英彩屑陷入苦戰,早已認悍匪為主長槍在她手上發揮不出幾成戰力,隻能等他殺出重圍後再慢慢煉化長槍。


    “大當家,咱走吧,神仙打架凡人遭殃。”


    一個小嘍嘍走到已經成為大當家的二當家麵前,親眼看見過強大修士鬥法餘波摧毀一整座小城的他看見漫天修士,腿都有些不自覺發抖。


    “這趟已經夠本了,吩咐其他弟兄撤!”


    撤退消息一出,其餘山匪麵露不舍,一地靈石隨便撿幾塊就是一座小金山。


    一眾山匪猶豫不決時鬥法的修士中有人斬出一劍。


    那一劍被一眾修士躲過,落地將整片小鎮一分為二。


    山匪要錢不要命,可現在他們有錢啊,有錢人怕什麽?怕人死了錢沒花了,一個個溜的比兔子都快。


    “發財了,這還當什麽山匪啊,隨便拿出一塊足夠我買一個小院再娶兩房老婆了。”

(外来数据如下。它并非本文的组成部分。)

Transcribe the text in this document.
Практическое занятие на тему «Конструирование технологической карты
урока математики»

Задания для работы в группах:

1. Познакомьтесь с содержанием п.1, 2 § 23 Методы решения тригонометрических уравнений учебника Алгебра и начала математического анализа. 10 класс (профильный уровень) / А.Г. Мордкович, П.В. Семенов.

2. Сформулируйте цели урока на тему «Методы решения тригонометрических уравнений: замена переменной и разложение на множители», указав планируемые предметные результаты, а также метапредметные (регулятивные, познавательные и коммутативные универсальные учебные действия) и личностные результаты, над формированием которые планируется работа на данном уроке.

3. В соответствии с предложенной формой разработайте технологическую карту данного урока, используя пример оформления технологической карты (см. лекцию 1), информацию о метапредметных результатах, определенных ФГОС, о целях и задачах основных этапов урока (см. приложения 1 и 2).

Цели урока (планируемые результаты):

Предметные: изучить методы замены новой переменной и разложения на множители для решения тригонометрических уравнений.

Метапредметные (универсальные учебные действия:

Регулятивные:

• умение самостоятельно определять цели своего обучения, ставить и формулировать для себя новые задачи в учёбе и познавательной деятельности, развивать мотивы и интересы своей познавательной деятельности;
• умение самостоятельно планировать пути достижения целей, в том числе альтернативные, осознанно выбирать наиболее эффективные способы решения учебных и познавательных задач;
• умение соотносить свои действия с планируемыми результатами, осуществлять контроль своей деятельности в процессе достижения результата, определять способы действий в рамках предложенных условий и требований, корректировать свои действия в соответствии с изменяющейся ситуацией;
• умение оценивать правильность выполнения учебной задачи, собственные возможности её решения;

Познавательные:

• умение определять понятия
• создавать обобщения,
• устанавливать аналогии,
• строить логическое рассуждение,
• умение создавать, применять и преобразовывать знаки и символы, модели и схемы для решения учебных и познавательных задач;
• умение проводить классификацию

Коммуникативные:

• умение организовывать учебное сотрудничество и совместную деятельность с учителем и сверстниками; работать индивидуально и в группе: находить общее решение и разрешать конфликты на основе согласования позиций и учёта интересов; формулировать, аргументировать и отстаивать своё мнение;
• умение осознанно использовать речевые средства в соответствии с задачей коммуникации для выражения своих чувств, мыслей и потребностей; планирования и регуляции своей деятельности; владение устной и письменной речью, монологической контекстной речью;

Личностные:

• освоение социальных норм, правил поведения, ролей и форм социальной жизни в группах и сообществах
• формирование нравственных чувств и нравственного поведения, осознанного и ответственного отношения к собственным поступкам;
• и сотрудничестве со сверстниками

    抱著懷裏沉甸甸的靈石,眾人意淫起了美好未來。


    有了大把靈石,在場沒幾個想過刀尖舔血的日子了,光是迴去的路上借尿遁屎遁逃走的人就有十幾個。


    “大當家前麵好像有個人。”


    打眼望去,一人渾身染血趴在地上。


    此人正是被英彩屑打暈扔出來的悍匪,恢複意識他趁著其他修士圍攻英彩屑悄悄溜了出來,傷勢過重昏死了過去。

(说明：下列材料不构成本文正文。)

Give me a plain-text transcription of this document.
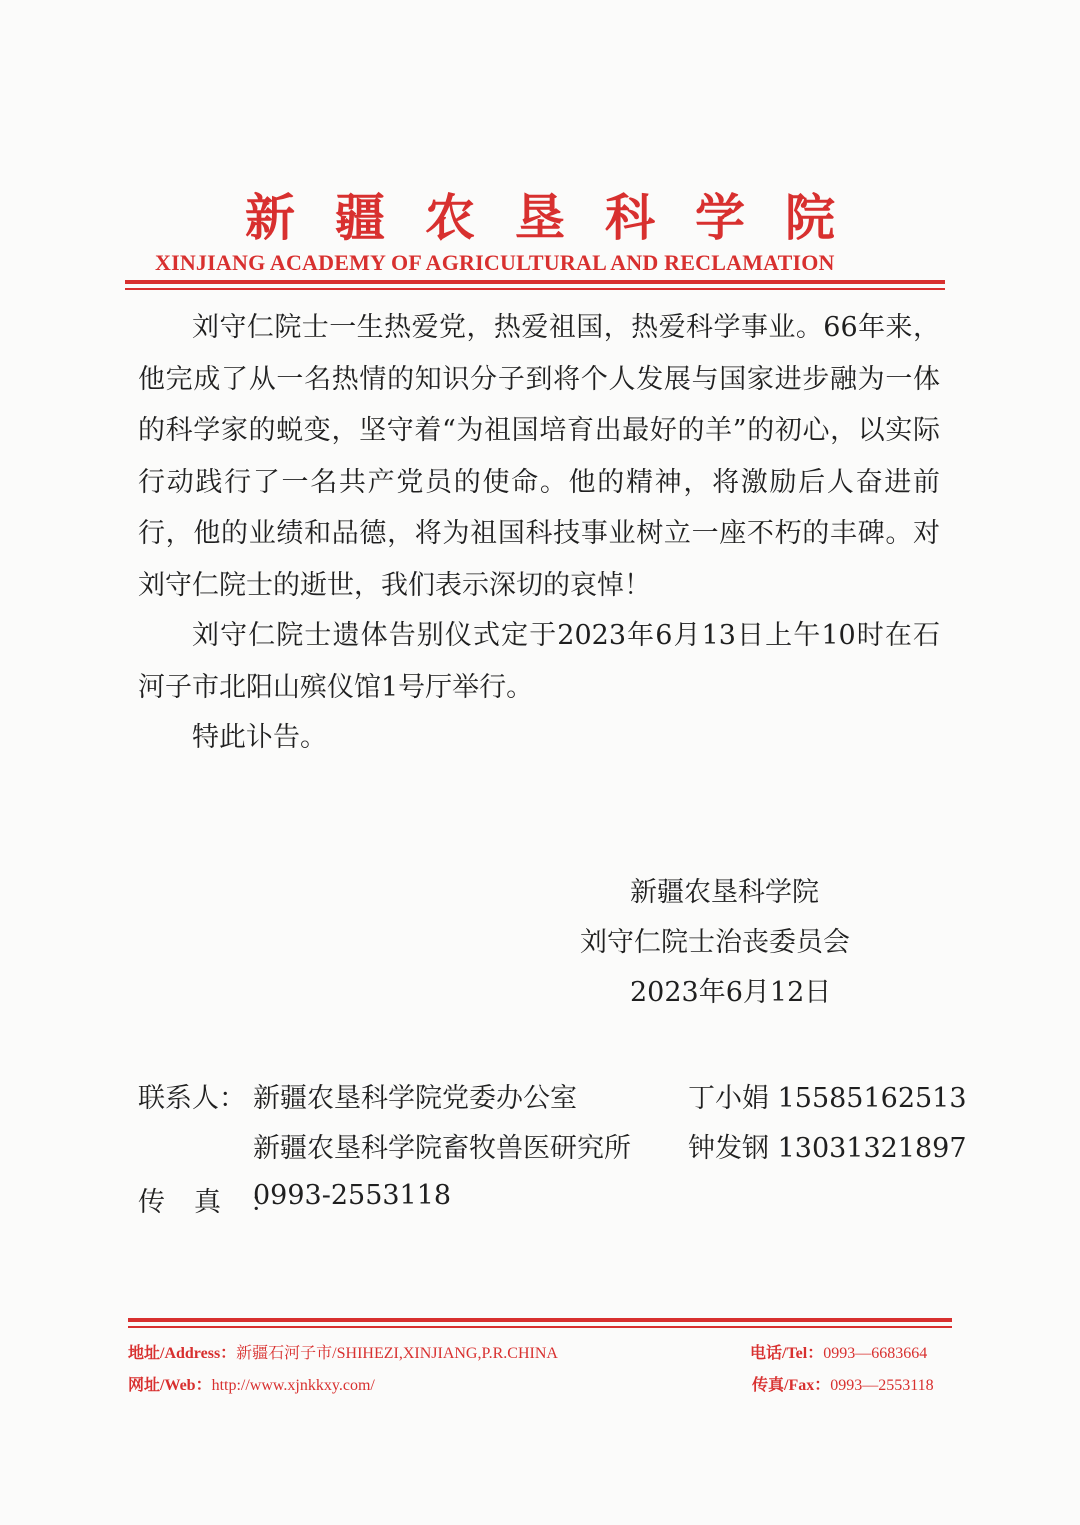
新疆农垦科学院
XINJIANG ACADEMY OF AGRICULTURAL AND RECLAMATION

刘守仁院士一生热爱党，热爱祖国，热爱科学事业。66年来，他完成了从一名热情的知识分子到将个人发展与国家进步融为一体的科学家的蜕变，坚守着“为祖国培育出最好的羊”的初心，以实际行动践行了一名共产党员的使命。他的精神，将激励后人奋进前行，他的业绩和品德，将为祖国科技事业树立一座不朽的丰碑。对刘守仁院士的逝世，我们表示深切的哀悼！

刘守仁院士遗体告别仪式定于2023年6月13日上午10时在石河子市北阳山殡仪馆1号厅举行。

特此讣告。

新疆农垦科学院
刘守仁院士治丧委员会
2023年6月12日
联系人： 新疆农垦科学院党委办公室	丁小娟 15585162513
新疆农垦科学院畜牧兽医研究所 钟发钢 13031321897
传真：
0993-2553118
地址/Address：新疆石河子市/SHIHEZI,XINJIANG,P.R.CHINA	电话/Tel：0993—6683664
网址/Web：http://www.xjnkkxy.com/	传真/Fax：0993—2553118
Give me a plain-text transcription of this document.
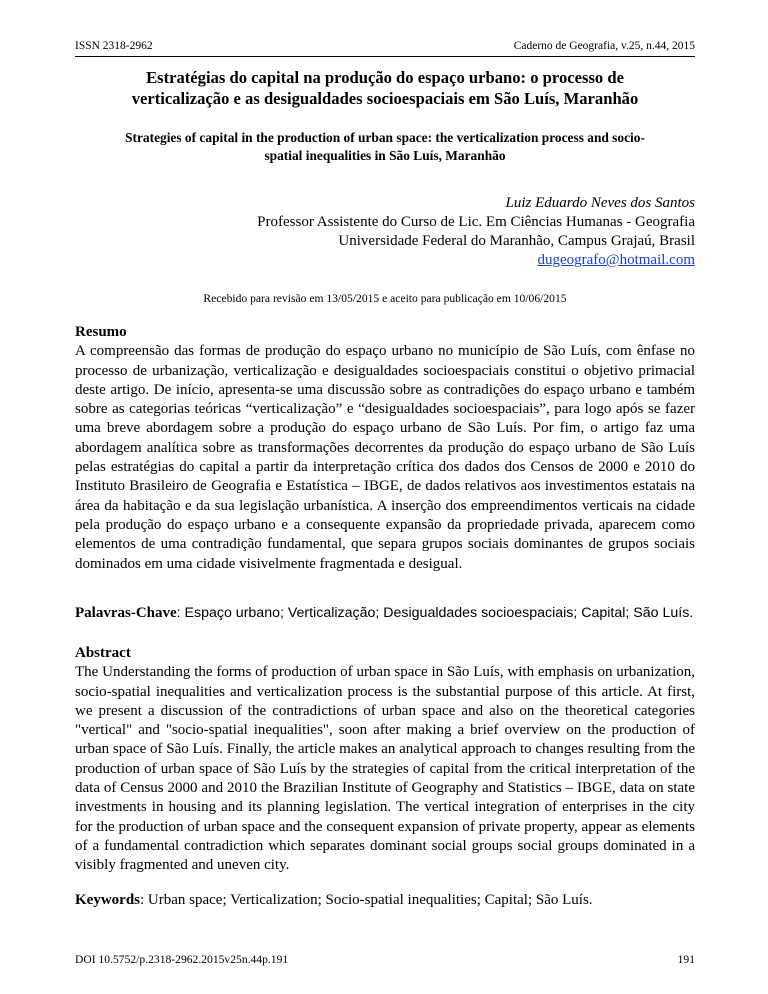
ISSN 2318-2962	Caderno de Geografia, v.25, n.44, 2015
Estratégias do capital na produção do espaço urbano: o processo de
verticalização e as desigualdades socioespaciais em São Luís, Maranhão
Strategies of capital in the production of urban space: the verticalization process and socio-
spatial inequalities in São Luís, Maranhão
Luiz Eduardo Neves dos Santos
Professor Assistente do Curso de Lic. Em Ciências Humanas - Geografia
Universidade Federal do Maranhão, Campus Grajaú, Brasil
dugeografo@hotmail.com
Recebido para revisão em 13/05/2015 e aceito para publicação em 10/06/2015
Resumo

A compreensão das formas de produção do espaço urbano no município de São Luís, com ênfase no processo de urbanização, verticalização e desigualdades socioespaciais constitui o objetivo primacial deste artigo. De início, apresenta-se uma discussão sobre as contradições do espaço urbano e também sobre as categorias teóricas “verticalização” e “desigualdades socioespaciais”, para logo após se fazer uma breve abordagem sobre a produção do espaço urbano de São Luís. Por fim, o artigo faz uma abordagem analítica sobre as transformações decorrentes da produção do espaço urbano de São Luís pelas estratégias do capital a partir da interpretação crítica dos dados dos Censos de 2000 e 2010 do Instituto Brasileiro de Geografia e Estatística – IBGE, de dados relativos aos investimentos estatais na área da habitação e da sua legislação urbanística. A inserção dos empreendimentos verticais na cidade pela produção do espaço urbano e a consequente expansão da propriedade privada, aparecem como elementos de uma contradição fundamental, que separa grupos sociais dominantes de grupos sociais dominados em uma cidade visivelmente fragmentada e desigual.

Palavras-Chave: Espaço urbano; Verticalização; Desigualdades socioespaciais; Capital; São Luís.
Abstract

The Understanding the forms of production of urban space in São Luís, with emphasis on urbanization, socio-spatial inequalities and verticalization process is the substantial purpose of this article. At first, we present a discussion of the contradictions of urban space and also on the theoretical categories "vertical" and "socio-spatial inequalities", soon after making a brief overview on the production of urban space of São Luís. Finally, the article makes an analytical approach to changes resulting from the production of urban space of São Luís by the strategies of capital from the critical interpretation of the data of Census 2000 and 2010 the Brazilian Institute of Geography and Statistics – IBGE, data on state investments in housing and its planning legislation. The vertical integration of enterprises in the city for the production of urban space and the consequent expansion of private property, appear as elements of a fundamental contradiction which separates dominant social groups social groups dominated in a visibly fragmented and uneven city.

Keywords: Urban space; Verticalization; Socio-spatial inequalities; Capital; São Luís.
DOI 10.5752/p.2318-2962.2015v25n.44p.191	191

    一小嘍嘍上前,翻開悍匪一看,驚唿:“是前幾天來借錢的那家夥。”


    “將他帶迴去當壓寨夫人吧,這小白臉倒有幾分本事,他做壓寨夫人,兄弟們服氣。”長的白淨的狗頭軍師出言起哄。


    “先看看有氣沒氣。”


    眼看大當家發話,隊伍中懂些醫術的狗頭軍師上前看了看鼻息。


    “大當家,人還活著。”


    “抓緊帶到山上,你們兩個將靈石交給其他人去附近抓個大夫。”


    被指中的兩人舍不得沉甸甸的財富,想起大當家往日的心狠手辣,選擇了執行命令。


    夜色籠罩飛雲寨。


    悍匪睜開雙眼,昏暗的燈光映照出房間的輪廓。


    這是一間完全由木料搭成的屋子,右手邊有一張木桌四把木椅,桌上點了盞油燈,牆上掛著完整的虎皮。


    悍匪看著蓋在自己身上的獸皮毯,疑惑的望向四周。


    “你醒了先喝口水吧。”


    大當家捧著一粗瓷大碗遞了過來,悍匪也不客氣,結果瓷碗一飲而盡。


    “是你救了我?”悍匪迴想起自己昏倒在山林間,問道。


    “我和兄弟們迴來的路上看見你趴在地上,就將你帶了迴來。”


    悍匪起身坐在床上,抱拳道謝:“多謝姑娘救命之恩,還未請教姑娘芳名。”


    “奴家自幼父母雙亡,跟在師父身後學武藝,無名無姓。”


    大當家所言不虛,她跟在師傅身後學藝的時候長的圓潤,師傅叫她小胖墩,師傅死後上山落草,兄弟們叫她母夜叉。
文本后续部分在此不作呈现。